Words are very slippery things. Just when you think you have understood them, they take on new meanings. There is the matter of tone. Should these words be read at face value? Am I being ironic, sarcastic, matter-of-fact? Is there a hidden meaning to my words? Is there a sub-text to all this?

In a newspaper this is indicated by form as much as content. A reporter's or a journalist's words are expected to be read as fact, the sum total of his or her research. A novel, on the other hand, often has the omniscient voice.

So what happens in a theatre or film script?

Well, a script is a very strange thing. It is the distillation of often long months of scribbling of ideas into 50 to 80 very packed double-line pages. Whereas it is not uncommon for a novel to run to 400 closely-knit pages (the last in the series of Harry Potter novels ran to 759 pages), it is very rare for a script to go to over 100 pages. And yet, in those pages, the dramatist must create a journey as powerful and meaningful as any novel. He or she must put into it all the contradictions, comedy and despair of everyday life.

Dramatists, and even more so modern dramatists, very rarely give indications as to how they expect the words to be spoken. They rely on a whole bunch of people to be sensitive to his or her writing to understand the hidden meanings. These are the actors, director, set, costume and lighting designers and the backstage people, who together mine into the script finding the often unspoken truths of the characters and their lives, creating the tone, mood, tempos and energies, such that, as Hamlet reflects, they can put a mirror to man.

I write all this to try to understand the confused reasoning behind the recent ban of the play Stitching.

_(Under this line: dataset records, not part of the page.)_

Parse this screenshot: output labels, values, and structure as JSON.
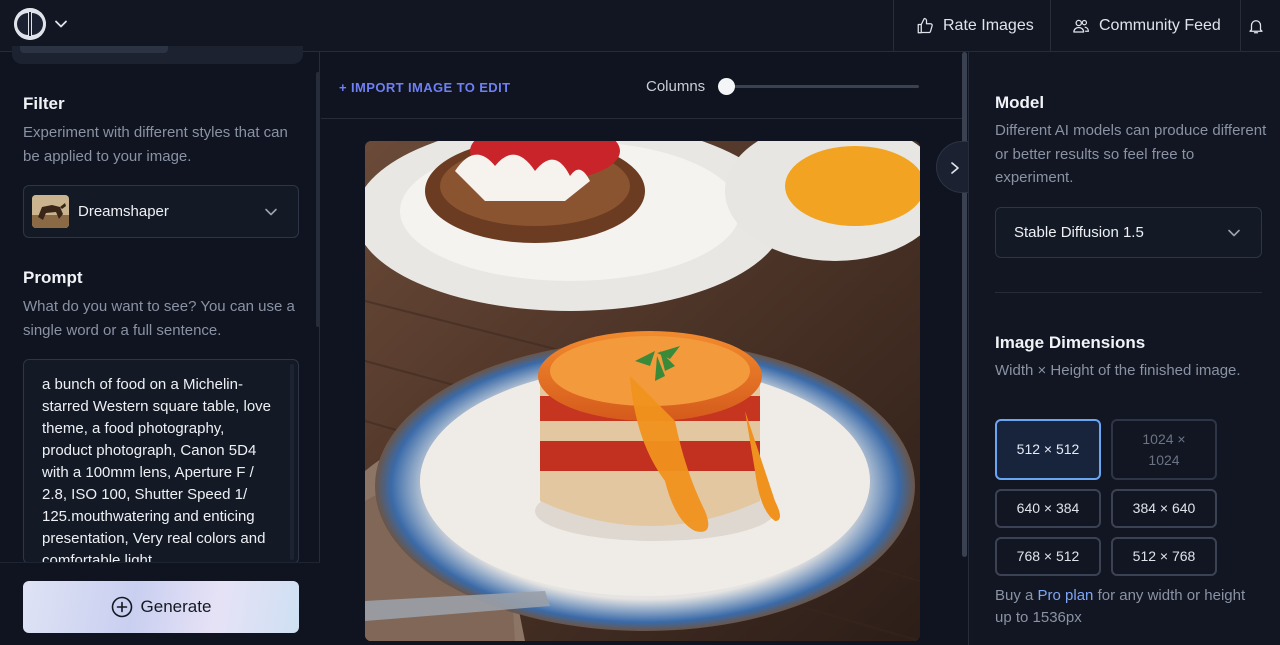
{
  "topbar": {
    "rate_label": "Rate Images",
    "community_label": "Community Feed"
  },
  "left": {
    "filter": {
      "title": "Filter",
      "desc": "Experiment with different styles that can be applied to your image.",
      "selected": "Dreamshaper"
    },
    "prompt": {
      "title": "Prompt",
      "desc": "What do you want to see? You can use a single word or a full sentence.",
      "value": "a bunch of food on a Michelin-starred Western square table, love theme, a food photography, product photograph, Canon 5D4 with a 100mm lens, Aperture F / 2.8, ISO 100, Shutter Speed 1/ 125.mouthwatering and enticing presentation, Very real colors and comfortable light"
    },
    "generate_label": "Generate"
  },
  "center": {
    "import_label": "+ IMPORT IMAGE TO EDIT",
    "columns_label": "Columns",
    "columns_value": 0
  },
  "right": {
    "model": {
      "title": "Model",
      "desc": "Different AI models can produce different or better results so feel free to experiment.",
      "selected": "Stable Diffusion 1.5"
    },
    "dimensions": {
      "title": "Image Dimensions",
      "desc": "Width × Height of the finished image.",
      "options": [
        "512 × 512",
        "1024 × 1024",
        "640 × 384",
        "384 × 640",
        "768 × 512",
        "512 × 768"
      ],
      "selected": "512 × 512"
    },
    "pro_note": {
      "prefix": "Buy a ",
      "link": "Pro plan",
      "suffix": " for any width or height up to 1536px"
    }
  },
  "colors": {
    "background": "#0f1420",
    "accent": "#6f7ff4",
    "selected_border": "#6aa6f2"
  }
}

According to the censors, some bloggers and others who are considered reliable commentators on these matters, the play is a series of scenes of depravity and sexual servitude. It desecrates the memory of Auschwitz and has no artistic value. And, according to one witty blogger, "we have opened our minds so much, our brains have fallen out".

You may be forgiven, therefore, for being surprised if I describe the play as "a surprisingly tender, often humorous, brutal romance" (not my words, incidentally, but those of the American-based Playbill.org). And here are some other descriptions for the same play: "Explodes with power, discipline, integrity and sheer cruel psychological accuracy. Neilson's writing has a terrible beauty." - The Sunday Times; "Startlingly rich and challenging, Neilson depicts with aching precision a relationship in which love is undermined by distrust." - Time Out; "Shattering, shocking, a serious, persuasive account of the blind alleys love can lead us down." - The Daily Telegraph; "A characteristically brave and brutal offering." - The Independent; "A deeply mesmerising, if shocking, experience as a couple smashes through taboo after taboo in a harrowing sexual tug of war." - The Evening Standard.

How can there be such disparity, such contradictory points of view? How can these censors and the would-be commentators interpret the text one way while theatre critics who have seen the play come out with a totally different opinion?

I can only hope it is that because neither censors nor commentators know how to read a script. Otherwise, why is it that in none of the commentaries about the dialogue referring to Auschwitz is it noted that this is a personal, deeply-felt and regretful confession?

Other moments that come under the microscope for consideration are also taken spectacularly, one would almost be tempted to say wilfully, out of context.

However, one small thing is still nagging me.

A few days after the ban on the play was reconfirmed, we eventually got the reasons for this decision. Two of the main objections were blasphemy against the state religion with regard to an expletive and a throwaway line, which is funny but harmless, and obscenity with regard to the Auschwitz dialogue.

Both objections are plainly frivolous. So why the charges? Well, frankly it is because under Maltese censorship law if we put on a play which is banned, the maximum penalty is a fine of €46. However, a charge of blasphemy or obscenity, if proved successfully, is punishable under the Criminal Code. Do you get my drift?

So here is the dilemma. To prove that the play is innocent of the things it is accused of, I must perform it, as otherwise you cannot prove context. But if I perform it I may be in breach of the law. Why do I get the feeling we are being stitched up?

There is no newspaper, book or TV censorship. So why is theatre treated differently?

Are the laws of public decency not sufficient?

Every society sets its own limits and quite rightly so. But a mature society does not need the state to set those limits, especially when it comes to theatre. It has other means of doing so.

A mature society must be allowed to make up its own mind. This is why the play must and will go on.

Mr Gatt is the theatre director behind the Unifaun production of the play Stitching.